Si vous avez des herbes hautes ou un important volume d’herbe qui vous oblige à intervenir, en théorie, vous êtes tenu de respecter la réglementation en tout temps. En pratique, si vous faites face à une situation exceptionnelle, prenez le temps de parler avec vos voisins et demandez-leur l’autorisation d’effectuer votre tonte en dehors des horaires autorisés. Si vous entretenez de bonnes relations de voisinage, il est probable que vos voisins se montrent compréhensifs.

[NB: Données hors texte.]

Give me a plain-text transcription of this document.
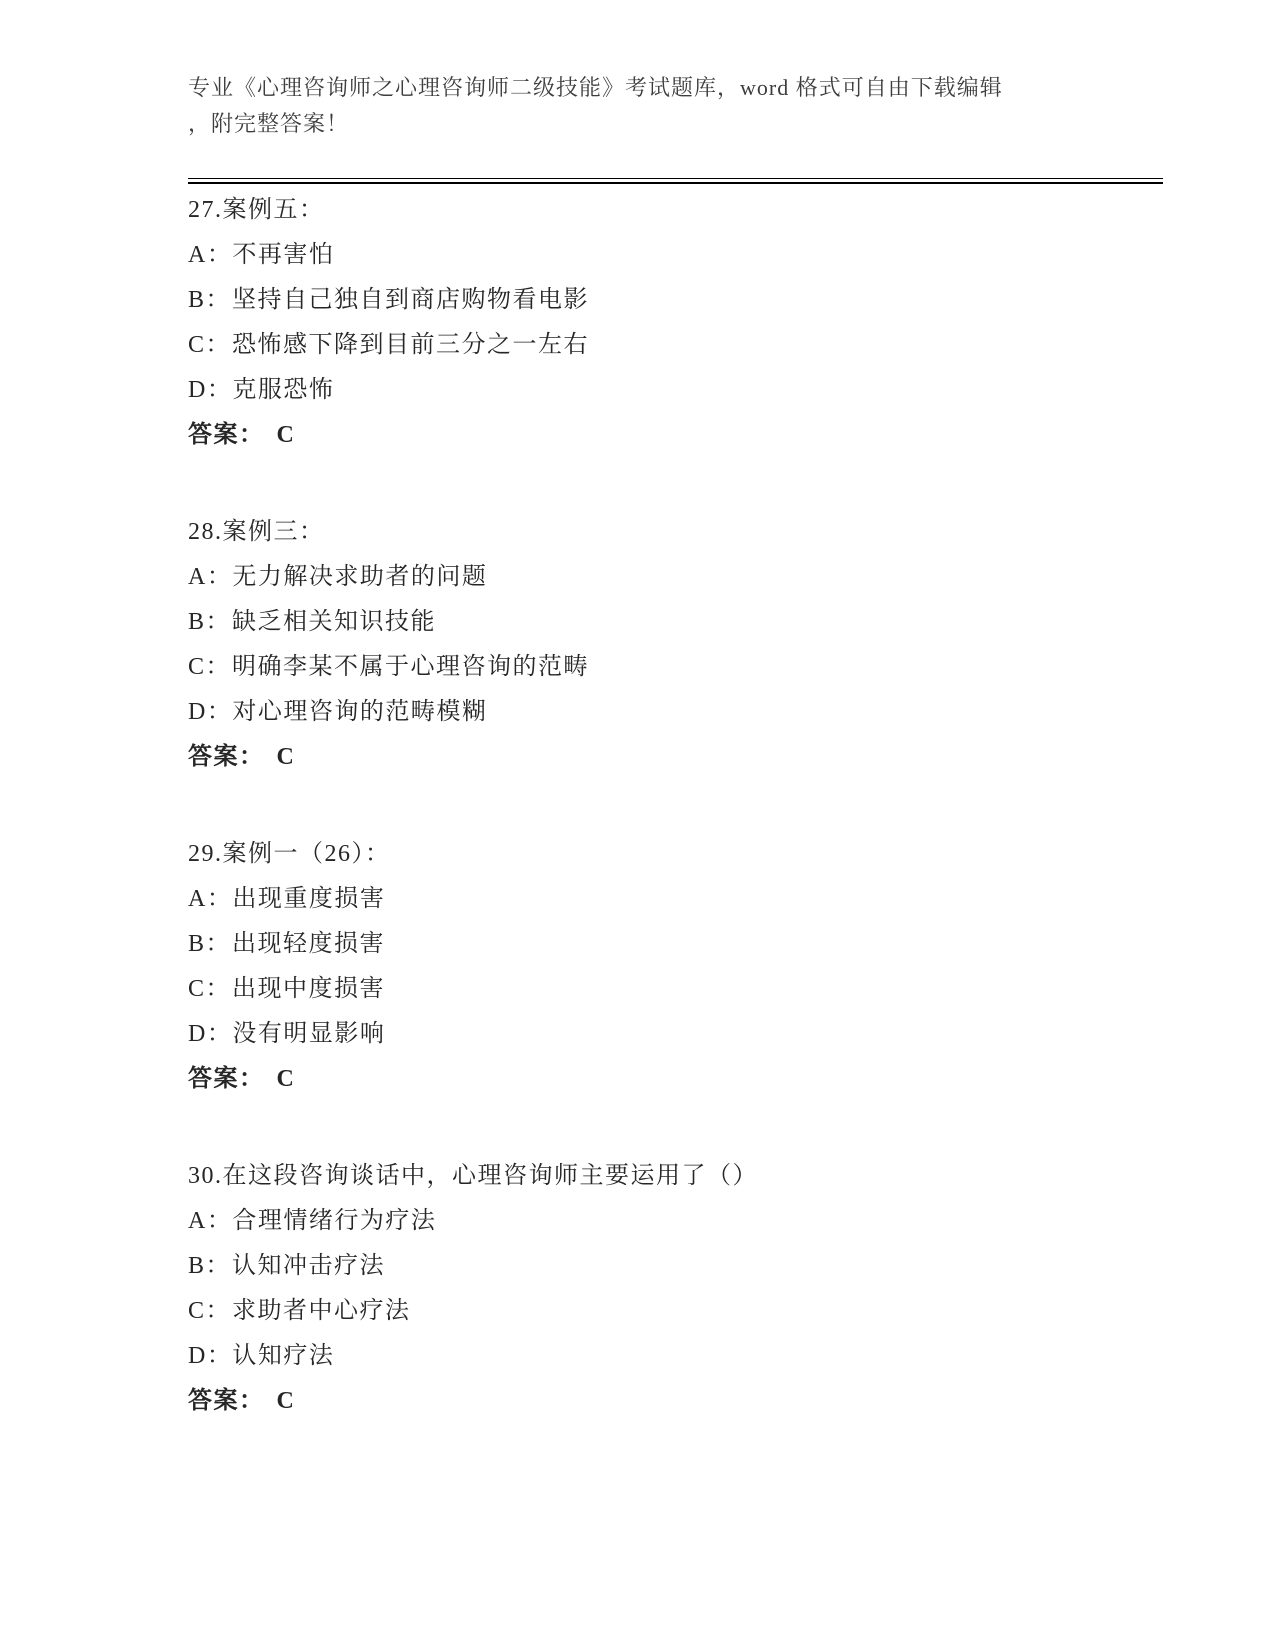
专业《心理咨询师之心理咨询师二级技能》考试题库，word 格式可自由下载编辑

，附完整答案！

27.案例五：

A：不再害怕

B：坚持自己独自到商店购物看电影

C：恐怖感下降到目前三分之一左右

D：克服恐怖

答案： C

28.案例三：

A：无力解决求助者的问题

B：缺乏相关知识技能

C：明确李某不属于心理咨询的范畴

D：对心理咨询的范畴模糊

答案： C

29.案例一（26）：

A：出现重度损害

B：出现轻度损害

C：出现中度损害

D：没有明显影响

答案： C

30.在这段咨询谈话中，心理咨询师主要运用了（）

A：合理情绪行为疗法

B：认知冲击疗法

C：求助者中心疗法

D：认知疗法

答案： C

Type de tondeuse et réglementation
Il est à noter que le robot tondeuse échappe au durcissement des horaires des 23 régions mentionné précédemment. Néanmoins, la tondeuse robot, électrique ou solaire ainsi que tous les autres appareils à moteur thermique, électrique ou solaire sont visés par la réglementation relative aux horaires de tonte, y compris ceux considérés comme moins bruyants. Si vous prévoyez d’acheter une tondeuse à gazon, choisissez le matériel le moins bruyant possible. Cela aidera également vos voisins à faire preuve de tolérance si, par inadvertance, vous dépassez légèrement l’horaire de tonte légal.
Plantations et distances légales
Selon l’article 671 du code civil, les arbres ou arbustes dépassant 2 mètres de haut doivent être plantés à la distance de 2 mètres de la ligne séparant les limites de propriété. Pour les autres plantations, la distance est de 50 cm. Les arbres peuvent être plantés en espaliers sans que l’on soit tenu d’observer une distance. Ces règles visent à éviter les conflits liés à l'ombrage, aux racines ou aux vues.